Algumas religiões santificam a mendicância, como o ato mais expressivo da humildade. Pedir aos outros o pão, em lugar de o obter mediante o trabalho, é visto, assim, como o contraponto à vaidade e à arrogância. As sociedades, sendo profanas, não vêem com os mesmos olhos o ato de pedir. Os costumes, diferentes das razões éticas, sobretudo os construídos pela consciência burguesa, condenam a mendicância, ainda que admitam, com certo cinismo, a caridade. É interessante registrar que Sartre, senhor de grande lucidez e, em algum tempo, militante revolucionário, andava com moedas nos bolsos, que distribuía aos mendigos do Quartier Latin. Talvez se sentisse, com isso, menos culpado dos desajustes do mundo.

Matar mendigos não é um esporte novo. A civilização cristã oscila entre o exercício da caridade (que, em alguns casos, costuma ser negócio lucrativo) e da repressão. Entre a piedade e a forca, conforme o ensaio do historiador Bronislaw Geremek sobre os miseráveis e pequenos bandidos da Idade Média. No Brasil, a agressão e o assassinato dos diferentes estão assumindo dimensões insuportáveis. Numerosos moradores de rua em Salvador foram trucidados durante a greve dos policiais militares. Há suspeitas de que foram policiais, eles mesmos, os matadores. Coincidindo com os fatos da Bahia, um jovem universitário tentou intervir, ao assistir à agressão de um morador de rua na Ilha do Governador, no Rio, por cinco jovens. Foi quase linchado, teve seu rosto arrebentado pelas patadas, só reconstituído mediante o emprego de 63 pinos de platina.

Não é um fato isolado. Ao ser confundido como mendigo, conforme confessaram os matadores, um índio pataxó foi queimado por jovens bem situados de Brasília. No Rio de Janeiro, há décadas, os adversários de um governador da Guanabara o acusaram de mandar matar mendigos e atira-los junto à foz do Rio da Guarda. E houve quem sugerisse o incêndio, como uma forma de resolver o problema das favelas no Rio de Janeiro. Mais cínicas, autoridades de São Paulo decidiram criar obstáculos sob as marquises e os viadutos, a fim de impedir que ali os miseráveis pudessem repousar. No Rio, outras autoridades dividiram os bancos dos jardins, para que, sobre eles, os mendigos não pudessem deitar.
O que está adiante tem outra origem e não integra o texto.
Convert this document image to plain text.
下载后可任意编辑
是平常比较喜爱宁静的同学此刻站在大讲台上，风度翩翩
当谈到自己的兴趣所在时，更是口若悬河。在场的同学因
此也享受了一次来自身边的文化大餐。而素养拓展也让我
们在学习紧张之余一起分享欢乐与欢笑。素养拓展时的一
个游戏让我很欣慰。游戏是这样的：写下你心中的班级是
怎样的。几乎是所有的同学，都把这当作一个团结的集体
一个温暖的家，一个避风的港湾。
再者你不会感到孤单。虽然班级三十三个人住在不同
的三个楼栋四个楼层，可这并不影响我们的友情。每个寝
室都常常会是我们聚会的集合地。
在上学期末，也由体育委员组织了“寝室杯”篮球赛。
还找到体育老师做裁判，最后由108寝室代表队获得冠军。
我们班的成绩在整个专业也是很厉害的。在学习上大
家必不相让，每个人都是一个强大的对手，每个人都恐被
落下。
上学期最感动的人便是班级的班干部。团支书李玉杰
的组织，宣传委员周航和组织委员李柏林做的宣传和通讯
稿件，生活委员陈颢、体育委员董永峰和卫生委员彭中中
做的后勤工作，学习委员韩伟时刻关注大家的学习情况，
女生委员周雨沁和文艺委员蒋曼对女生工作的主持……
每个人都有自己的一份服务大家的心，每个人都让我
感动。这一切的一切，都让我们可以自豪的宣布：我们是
Esses caçadores de mendigos naturalmente são conduzidos pelo senso estético da ordem do capitalismo totalitário. Uma cidade sem pedintes é muito mais bela. Mas é também muito mais bela, se nela não houver pessoas feias ou enfermas. Assim pensavam os nazistas, em sua cruzada de eugenia – embora não fossem belos nem fisicamente saudáveis homens como Himmler e Goebbels, entre outros. Da mesma forma que pretendiam a eliminação completa dos judeus, incomodava-os, pelo menos no discurso, a existência de homossexuais. Depois se soube que muitos deles eram homossexuais, mais dissimulados uns, menos dissimulados outros, como Ernst Röhm. Joachim Fest, o grande biógrafo de Hitler, chegou a suspeitar que houvesse uma ligação homossexual entre o líder nazista e seu arquiteto predileto e possível sucessor, Albert Speer.

E como o caminho da perfeição, de acordo com essa insanidade, é sem fim, quiseram eliminar, alem dos judeus, outros perturbadores de sua ordem estética e “moral”, como os ciganos, os negros, os mestiços, os eslavos – e os comunistas.

O racismo e a insânia dos nazistas não desculpam – e, sim, agravam – os atos estúpidos contra os miseráveis brasileiros que, sem teto, sem famílias, sem amigos, sem destinos, são nômades nas ruas, onde alguns nascem, e muitos quase sempre morrem. Mas, dessa visão curta de humanismo, padecem pessoas instruídas e aparentemente responsáveis, como a ministra francesa, que aconselhou os sem teto de seu país a não sair de casa, por causa do frio europeu que vem matando os desabrigados às centenas, e a juíza brasileira, que decretou a prisão domiciliar de um morador de rua.

A polícia tem o dever de identificar os matadores de mendigos e de levá-los à Justiça. E os juízes não podem se deixar engambelar pelos advogados dos assassinos. Em uma sociedade já tão injusta com os pobres, cabe ao Ministério Público e à Justiça socorrer os que, desprovidos de tudo, só têm a lei como consolo e esperança.

A sociedade se emociona com a coragem solidária do jovem Vitor. O Estado deve a ele uma manifestação oficial de reconhecimento. Seria louvável se a Assembléia Legislativa lhe concedesse a Medalha Tiradentes, a mais alta condecoração do Estado.